Marijuana stocks have been popular news all year, and one of the hottest stocks has been Aurora Cannabis Inc. (TSX:ACB). The company has been making news recently for its attempt to take over rival CanniMed Therapeutics Inc. (TSX:CMED). CanniMed was not thrilled with the bid and has already tried to thwart its investors from accepting the all-stock deal. (The bid was previously discussed in this recent Fool article by David Jagielski.) What’s the latest news with the deal? Let’s take a look.
Aurora Cannabis tries to stop CanniMed’s own acquisition
CanniMed previously announced its plans to buy Newstrike Resources Ltd. (TSXV:HIP). Newstrike is a smaller player based in Brantford, Ontario. The company is a licensed producer of medical marijuana.
Aurora Cannabis spoke about the deal on December 18, claiming it is a “terrible deal” for CanniMed’s stockholders. Aurora stated it plans to issue an official circular to all shareholders stating their disagreement with the plan. Aurora’s goal is to convince CanniMed shareholders to vote down the planned acquisition. Aurora claims Newstrike is failing and has no clients or revenues. Looking at Newstrike’s most recent financial statements listed on sedar.ca, Aurora is right. There is no revenue listed, and the company is reporting a net loss, similar to last year’s filing.

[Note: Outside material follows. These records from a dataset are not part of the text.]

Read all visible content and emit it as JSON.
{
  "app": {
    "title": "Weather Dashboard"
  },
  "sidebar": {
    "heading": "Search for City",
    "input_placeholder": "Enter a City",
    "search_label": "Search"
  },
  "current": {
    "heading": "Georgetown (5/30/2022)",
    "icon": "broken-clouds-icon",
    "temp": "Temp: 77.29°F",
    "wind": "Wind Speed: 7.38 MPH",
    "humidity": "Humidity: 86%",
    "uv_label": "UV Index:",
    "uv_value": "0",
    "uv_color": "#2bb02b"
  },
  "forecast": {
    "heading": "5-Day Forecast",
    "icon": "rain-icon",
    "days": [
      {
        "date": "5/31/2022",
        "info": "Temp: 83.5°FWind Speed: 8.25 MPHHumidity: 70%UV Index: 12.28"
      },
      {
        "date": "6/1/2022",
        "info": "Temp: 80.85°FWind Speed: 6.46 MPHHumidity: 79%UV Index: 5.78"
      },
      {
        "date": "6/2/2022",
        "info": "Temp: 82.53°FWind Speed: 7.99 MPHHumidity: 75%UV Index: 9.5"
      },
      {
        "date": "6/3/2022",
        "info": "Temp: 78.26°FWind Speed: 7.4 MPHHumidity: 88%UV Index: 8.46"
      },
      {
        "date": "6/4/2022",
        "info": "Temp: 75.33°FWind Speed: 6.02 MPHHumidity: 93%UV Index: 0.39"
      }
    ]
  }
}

The Ontario Securities Commission (OSC) has a hearing scheduled to listen to CanniMed’s request to intervene in their hostile takeover on December 20. It will be interesting to see what comes out of the hearing. CanniMed is also trying to have Aurora’s planned takeover listed as an insider bid by both the OSC and Saskatchewan’s securities regulator. (CanniMed is based in Saskatoon.)
How Aurora Cannabis looks otherwise
Aurora’s stock price has been on a tear since the beginning of November, moving from just under $3 per share to the $7-per-share range. The stock reported positive earnings per share of $0.01 cent for the quarter ending September 30, which would be the first positive earnings the company has reported. Revenues have been below expenses. The stock has a high price-to-book ratio of 10.94 and a non-existent P/E ratio. The stock price increase has given it a one-year return in the triple digits, though. Here’s more recent analysis on the stock by Fool contributor Ambrose O’Callaghan.
Bottom line
Even without the uncertainty of the takeover bid, marijuana stocks are still speculative investments. There is still so much unknown about the retail marijuana market in Canada, so it’s hard to say if the stock prices of marijuana companies will continue to rise, or if they’ll come crashing back down to earth instead.